Interaction of structural core protein of classical swine fever virus with endoplasmic reticulum-associated degradation pathway protein OS9

• We identified cellular OS9 as a specific binding partner for the CSFV core protein.
• OS9 specifically binds only full length unprocessed CSFV Core protein.
• The OS9 binding site in the core protein was identified.
• Mutation of the binding site, caused decreased replication in swine macrophages.

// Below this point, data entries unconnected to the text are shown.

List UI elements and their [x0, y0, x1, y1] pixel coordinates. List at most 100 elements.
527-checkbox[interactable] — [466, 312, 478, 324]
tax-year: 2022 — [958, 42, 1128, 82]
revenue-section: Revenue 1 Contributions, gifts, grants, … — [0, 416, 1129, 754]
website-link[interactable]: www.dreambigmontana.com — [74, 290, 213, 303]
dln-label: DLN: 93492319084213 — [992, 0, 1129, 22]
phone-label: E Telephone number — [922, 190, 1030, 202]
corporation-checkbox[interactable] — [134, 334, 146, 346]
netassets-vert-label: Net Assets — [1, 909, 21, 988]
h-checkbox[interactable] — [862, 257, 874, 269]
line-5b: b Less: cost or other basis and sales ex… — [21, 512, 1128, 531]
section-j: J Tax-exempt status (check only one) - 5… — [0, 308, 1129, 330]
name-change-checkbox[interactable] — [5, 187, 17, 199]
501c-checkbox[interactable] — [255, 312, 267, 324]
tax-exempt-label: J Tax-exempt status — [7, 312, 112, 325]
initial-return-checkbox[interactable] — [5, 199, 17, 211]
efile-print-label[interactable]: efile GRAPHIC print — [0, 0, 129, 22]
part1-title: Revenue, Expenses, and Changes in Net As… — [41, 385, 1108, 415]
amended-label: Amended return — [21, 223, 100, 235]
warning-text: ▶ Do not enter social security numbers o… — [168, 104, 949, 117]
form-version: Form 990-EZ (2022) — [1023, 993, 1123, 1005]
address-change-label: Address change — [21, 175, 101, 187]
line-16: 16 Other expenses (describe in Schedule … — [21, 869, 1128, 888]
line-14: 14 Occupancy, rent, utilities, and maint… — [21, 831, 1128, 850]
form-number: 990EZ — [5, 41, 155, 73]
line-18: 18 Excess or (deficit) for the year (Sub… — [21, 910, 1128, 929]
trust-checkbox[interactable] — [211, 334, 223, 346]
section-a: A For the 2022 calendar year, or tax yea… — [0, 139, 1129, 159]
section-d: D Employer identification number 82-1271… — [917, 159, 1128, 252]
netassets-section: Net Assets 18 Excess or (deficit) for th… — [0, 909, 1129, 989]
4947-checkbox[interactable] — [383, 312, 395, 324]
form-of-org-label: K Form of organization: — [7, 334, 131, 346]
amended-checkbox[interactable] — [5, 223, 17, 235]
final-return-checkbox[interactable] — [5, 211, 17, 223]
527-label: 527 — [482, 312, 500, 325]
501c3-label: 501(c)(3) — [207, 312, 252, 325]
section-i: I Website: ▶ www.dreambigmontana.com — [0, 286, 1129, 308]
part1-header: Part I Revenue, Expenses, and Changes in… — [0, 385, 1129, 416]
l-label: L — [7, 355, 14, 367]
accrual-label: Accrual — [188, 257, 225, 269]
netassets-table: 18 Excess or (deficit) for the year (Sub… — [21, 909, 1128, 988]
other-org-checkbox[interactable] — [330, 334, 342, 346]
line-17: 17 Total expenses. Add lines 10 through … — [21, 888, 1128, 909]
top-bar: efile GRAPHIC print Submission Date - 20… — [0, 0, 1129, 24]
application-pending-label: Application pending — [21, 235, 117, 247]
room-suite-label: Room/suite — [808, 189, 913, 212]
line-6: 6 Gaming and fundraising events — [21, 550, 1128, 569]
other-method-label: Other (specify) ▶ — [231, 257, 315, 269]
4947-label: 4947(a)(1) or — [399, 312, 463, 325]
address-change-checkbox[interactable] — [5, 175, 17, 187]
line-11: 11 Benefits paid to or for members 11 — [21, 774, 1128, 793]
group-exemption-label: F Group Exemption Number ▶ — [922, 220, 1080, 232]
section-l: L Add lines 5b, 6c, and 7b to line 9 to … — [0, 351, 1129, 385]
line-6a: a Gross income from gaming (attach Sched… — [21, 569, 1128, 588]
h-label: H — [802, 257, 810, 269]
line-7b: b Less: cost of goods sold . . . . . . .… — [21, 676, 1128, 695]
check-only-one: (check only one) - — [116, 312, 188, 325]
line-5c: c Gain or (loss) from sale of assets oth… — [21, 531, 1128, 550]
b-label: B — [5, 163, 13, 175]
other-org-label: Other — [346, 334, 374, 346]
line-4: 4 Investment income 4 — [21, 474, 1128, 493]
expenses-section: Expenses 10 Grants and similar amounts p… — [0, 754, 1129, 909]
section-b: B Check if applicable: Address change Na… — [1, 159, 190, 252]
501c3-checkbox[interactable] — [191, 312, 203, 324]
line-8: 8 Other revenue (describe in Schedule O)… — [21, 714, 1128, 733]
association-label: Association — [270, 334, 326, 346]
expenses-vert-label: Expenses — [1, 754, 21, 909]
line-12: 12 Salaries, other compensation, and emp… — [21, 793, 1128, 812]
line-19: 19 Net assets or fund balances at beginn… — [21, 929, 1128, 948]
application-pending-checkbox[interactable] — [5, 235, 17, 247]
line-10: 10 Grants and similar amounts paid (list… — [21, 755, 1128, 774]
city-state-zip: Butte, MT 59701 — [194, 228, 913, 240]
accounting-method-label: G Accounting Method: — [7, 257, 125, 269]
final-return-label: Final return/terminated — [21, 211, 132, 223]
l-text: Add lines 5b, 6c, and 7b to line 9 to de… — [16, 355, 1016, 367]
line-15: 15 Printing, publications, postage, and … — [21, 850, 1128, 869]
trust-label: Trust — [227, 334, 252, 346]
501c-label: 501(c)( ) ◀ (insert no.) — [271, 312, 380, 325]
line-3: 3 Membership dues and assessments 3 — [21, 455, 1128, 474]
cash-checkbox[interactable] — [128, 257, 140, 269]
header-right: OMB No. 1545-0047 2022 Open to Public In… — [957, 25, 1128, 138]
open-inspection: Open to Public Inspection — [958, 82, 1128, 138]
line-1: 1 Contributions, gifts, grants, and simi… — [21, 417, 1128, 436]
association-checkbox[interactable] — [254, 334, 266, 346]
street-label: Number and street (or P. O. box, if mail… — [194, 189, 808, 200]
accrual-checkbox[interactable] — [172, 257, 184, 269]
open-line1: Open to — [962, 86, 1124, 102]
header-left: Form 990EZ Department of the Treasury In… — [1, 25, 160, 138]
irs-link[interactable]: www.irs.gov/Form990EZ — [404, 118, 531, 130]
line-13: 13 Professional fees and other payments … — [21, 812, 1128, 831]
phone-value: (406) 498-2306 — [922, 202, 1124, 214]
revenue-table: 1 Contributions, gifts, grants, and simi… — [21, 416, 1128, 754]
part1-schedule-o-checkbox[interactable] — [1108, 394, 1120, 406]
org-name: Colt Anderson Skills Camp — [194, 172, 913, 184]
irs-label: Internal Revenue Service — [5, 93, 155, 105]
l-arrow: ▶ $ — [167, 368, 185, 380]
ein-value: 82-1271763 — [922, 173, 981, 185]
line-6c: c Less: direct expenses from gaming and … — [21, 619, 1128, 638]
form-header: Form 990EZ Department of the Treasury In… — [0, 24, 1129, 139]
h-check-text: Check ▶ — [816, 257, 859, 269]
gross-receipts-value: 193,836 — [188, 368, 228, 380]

Classical swine fever virus (CSFV) Core protein is involved in virus RNA protection, transcription regulation and virus virulence. To discover additional Core protein functions a yeast two-hybrid system was used to identify host proteins that interact with Core. Among the identified host proteins, the osteosarcoma amplified 9 protein (OS9) was further studied. Using alanine scanning mutagenesis, the OS9 binding site in the CSFV Core protein was identified, between Core residues 90IAIM93, near a putative cleavage site. Truncated versions of Core were used to show that OS9 binds a polypeptide representing the 12 C-terminal Core residues. Cells transfected with a double-fluorescent labeled Core construct demonstrated that co-localization of OS9 and Core occurred only on unprocessed forms of Core protein. A recombinant CSFV containing Core protein where residues 90IAIM93 were substituted by alanines showed no altered virulence in swine, but a significant decreased ability to replicate in cell cultures.